それは、彼女自身の力が表に出てきた瞬間でもあります。同時に、周囲が持っていた先入観が更新された瞬間でもありました。

僕たちは今、訪問支援にも入っています。学校での様子を見たり、先生方と連携したりしながら、彼女がよりよく過ごせる環境を一緒につくっています。

その中で、改めて感じることがあります。

子どもは、環境で大きく変わる。

「だいたいこうだよね」と思われていることがあっても、その子がどんな場所で、どんな人と出会い、どんな経験を重ねるかによって、見えてくる姿はまったく変わります。

もちろん、特性がなくなるわけではありません。支援が必要なくなるわけでもありません。課題がゼロになるわけでもない。

でも、その子の可能性は、最初に見えている範囲だけでは測れないのです。


可能性とは、最初から見えている能力ではなく、関わりの中で開いていく未来のことなのだと思う。

彼女は、それを体現してくれています。

小学校一年生の頃、言葉で伝えきれず、行動で気持ちを表していた女の子。
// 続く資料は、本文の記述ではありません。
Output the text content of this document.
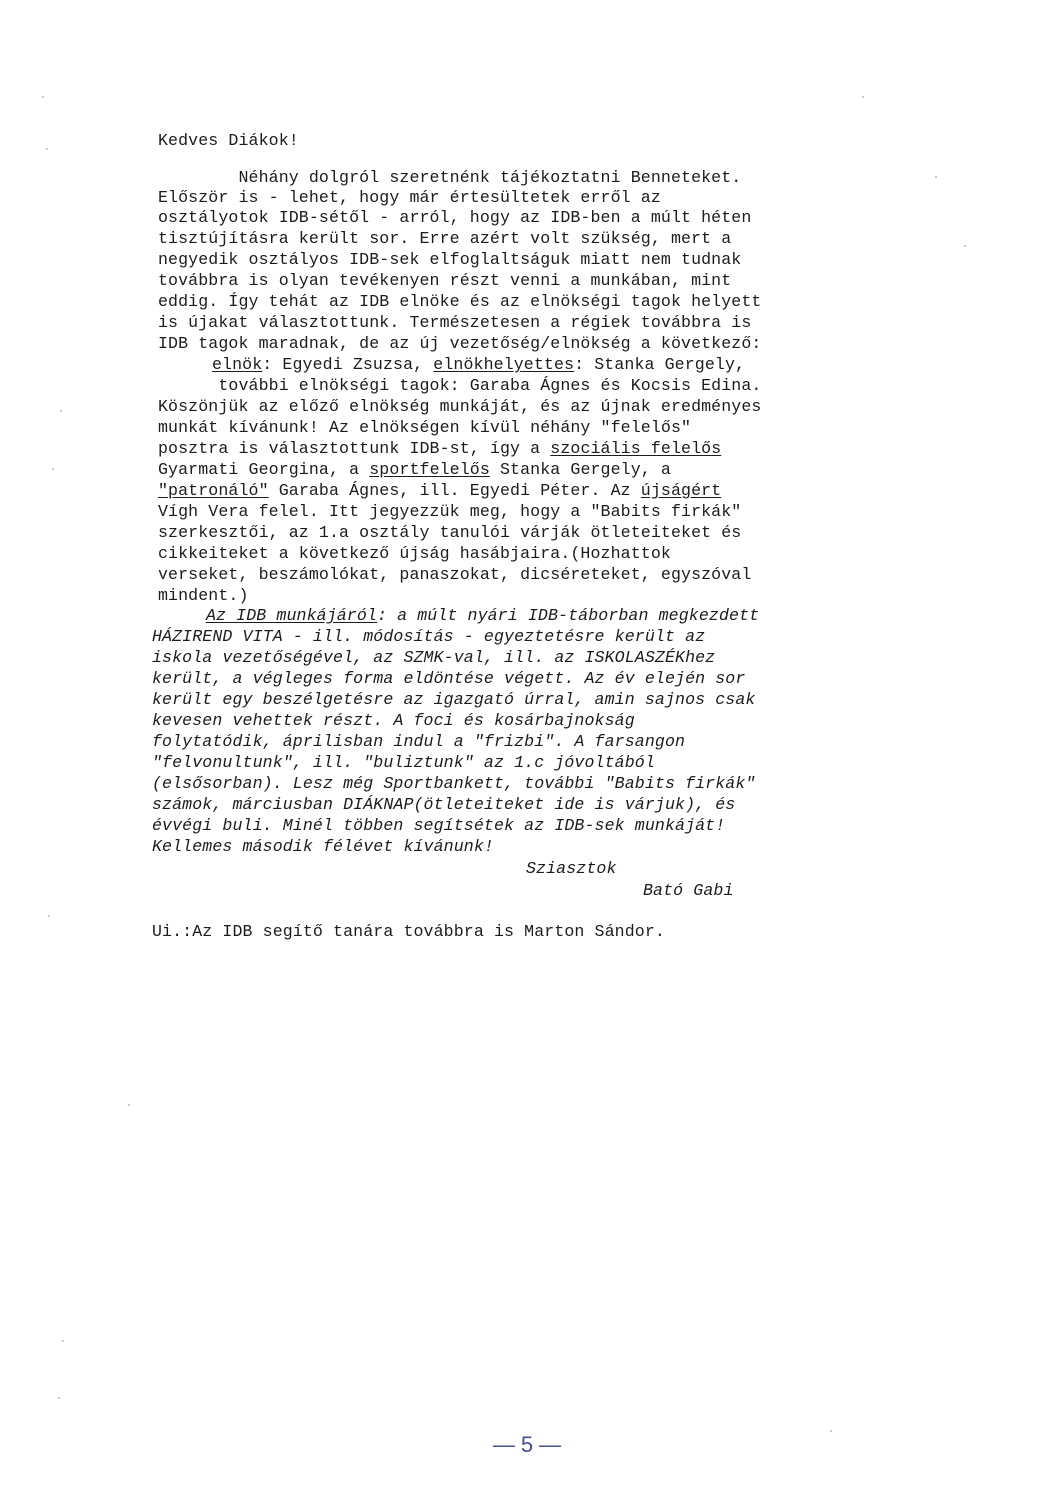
Kedves Diákok!
Néhány dolgról szeretnénk tájékoztatni Benneteket.
Először is - lehet, hogy már értesültetek erről az
osztályotok IDB-sétől - arról, hogy az IDB-ben a múlt héten
tisztújításra került sor. Erre azért volt szükség, mert a
negyedik osztályos IDB-sek elfoglaltságuk miatt nem tudnak
továbbra is olyan tevékenyen részt venni a munkában, mint
eddig. Így tehát az IDB elnöke és az elnökségi tagok helyett
is újakat választottunk. Természetesen a régiek továbbra is
IDB tagok maradnak, de az új vezetőség/elnökség a következő:
elnök: Egyedi Zsuzsa, elnökhelyettes: Stanka Gergely,
további elnökségi tagok: Garaba Ágnes és Kocsis Edina.
Köszönjük az előző elnökség munkáját, és az újnak eredményes
munkát kívánunk! Az elnökségen kívül néhány "felelős"
posztra is választottunk IDB-st, így a szociális felelős
Gyarmati Georgina, a sportfelelős Stanka Gergely, a
"patronáló" Garaba Ágnes, ill. Egyedi Péter. Az újságért
Vígh Vera felel. Itt jegyezzük meg, hogy a "Babits firkák"
szerkesztői, az 1.a osztály tanulói várják ötleteiteket és
cikkeiteket a következő újság hasábjaira.(Hozhattok
verseket, beszámolókat, panaszokat, dicséreteket, egyszóval
mindent.)
Az IDB munkájáról: a múlt nyári IDB-táborban megkezdett
HÁZIREND VITA - ill. módosítás - egyeztetésre került az
iskola vezetőségével, az SZMK-val, ill. az ISKOLASZÉKhez
került, a végleges forma eldöntése végett. Az év elején sor
került egy beszélgetésre az igazgató úrral, amin sajnos csak
kevesen vehettek részt. A foci és kosárbajnokság
folytatódik, áprilisban indul a "frizbi". A farsangon
"felvonultunk", ill. "buliztunk" az 1.c jóvoltából
(elsősorban). Lesz még Sportbankett, további "Babits firkák"
számok, márciusban DIÁKNAP(ötleteiteket ide is várjuk), és
évvégi buli. Minél többen segítsétek az IDB-sek munkáját!
Kellemes második félévet kívánunk!
Sziasztok
Bató Gabi
Ui.:Az IDB segítő tanára továbbra is Marton Sándor.
—5—
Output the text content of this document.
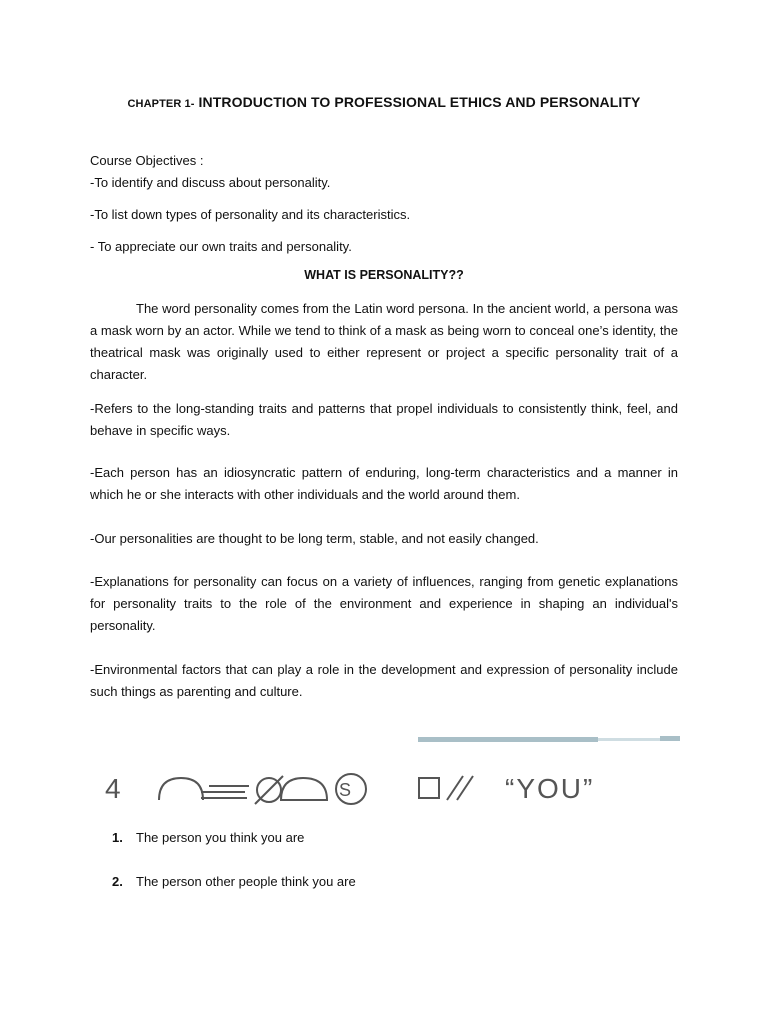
CHAPTER 1- INTRODUCTION TO PROFESSIONAL ETHICS AND PERSONALITY
Course Objectives :
-To identify and discuss about personality.
-To list down types of personality and its characteristics.
- To appreciate our own traits and personality.
WHAT IS PERSONALITY??

The word personality comes from the Latin word persona. In the ancient world, a persona was a mask worn by an actor. While we tend to think of a mask as being worn to conceal one’s identity, the theatrical mask was originally used to either represent or project a specific personality trait of a character.

-Refers to the long-standing traits and patterns that propel individuals to consistently think, feel, and behave in specific ways.

-Each person has an idiosyncratic pattern of enduring, long-term characteristics and a manner in which he or she interacts with other individuals and the world around them.

-Our personalities are thought to be long term, stable, and not easily changed.

-Explanations for personality can focus on a variety of influences, ranging from genetic explanations for personality traits to the role of the environment and experience in shaping an individual's personality.

-Environmental factors that can play a role in the development and expression of personality include such things as parenting and culture.

4	S	“YOU”
1.	The person you think you are
2.	The person other people think you are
どこに行っても受け入れが難しいと言われていた女の子。

その彼女が今、高校二年生になり、普通校に通い、ダンス部に入り、自分の言葉でたくさん話し、自分の世界を広げています。

そして次は、高校三年生になります。

その先には、働くというステージが待っています。

お父様とお母様からは、もう言われています。

「就職、お願いします」

僕は答えました。

「わかりました。頑張ります」

でも正直に言うと、不安よりもワクワクの方が大きいです。

彼女には、可能性しかないと思っています。もしかしたら、これからの未来をつくる人かもしれない。そう本気で思わせてくれるだけの歩みを、彼女はすでに見せてくれています。

ラフダイトレーニングやエンタメ療育の可能性は、こういうところにあります。

ただスキルを教えるだけではありません。ただ困りごとを減らすだけでもありません。

その子が本来持っている力を、どうすれば外に出せるのか。どうすれば「できない子」ではなく、「まだ伝え方を探している子」として見られるのか。どうすれば本人も家族も、未来に期待を持てるのか。

そこに向き合い続けることが、支援の本質なのだと思います。

あの日、もし彼女を「難しい」で終わらせていたら、今の景色はなかったかもしれません。

でも、受け入れると決めた。伝えたい気持ちがあると信じた。そこから一緒に時間を重ねた。

そして今、彼女は自分の足で次のステージに向かっています。

子どもの未来は、最初から決まっているわけではありません。

大人がどう見るか。どんな環境を用意するか。どれだけ長く、信じて関わり続けられるか。

その積み重ねが、十年後の姿を変えていくのだと思います。

彼女のこれからが、本当に楽しみです。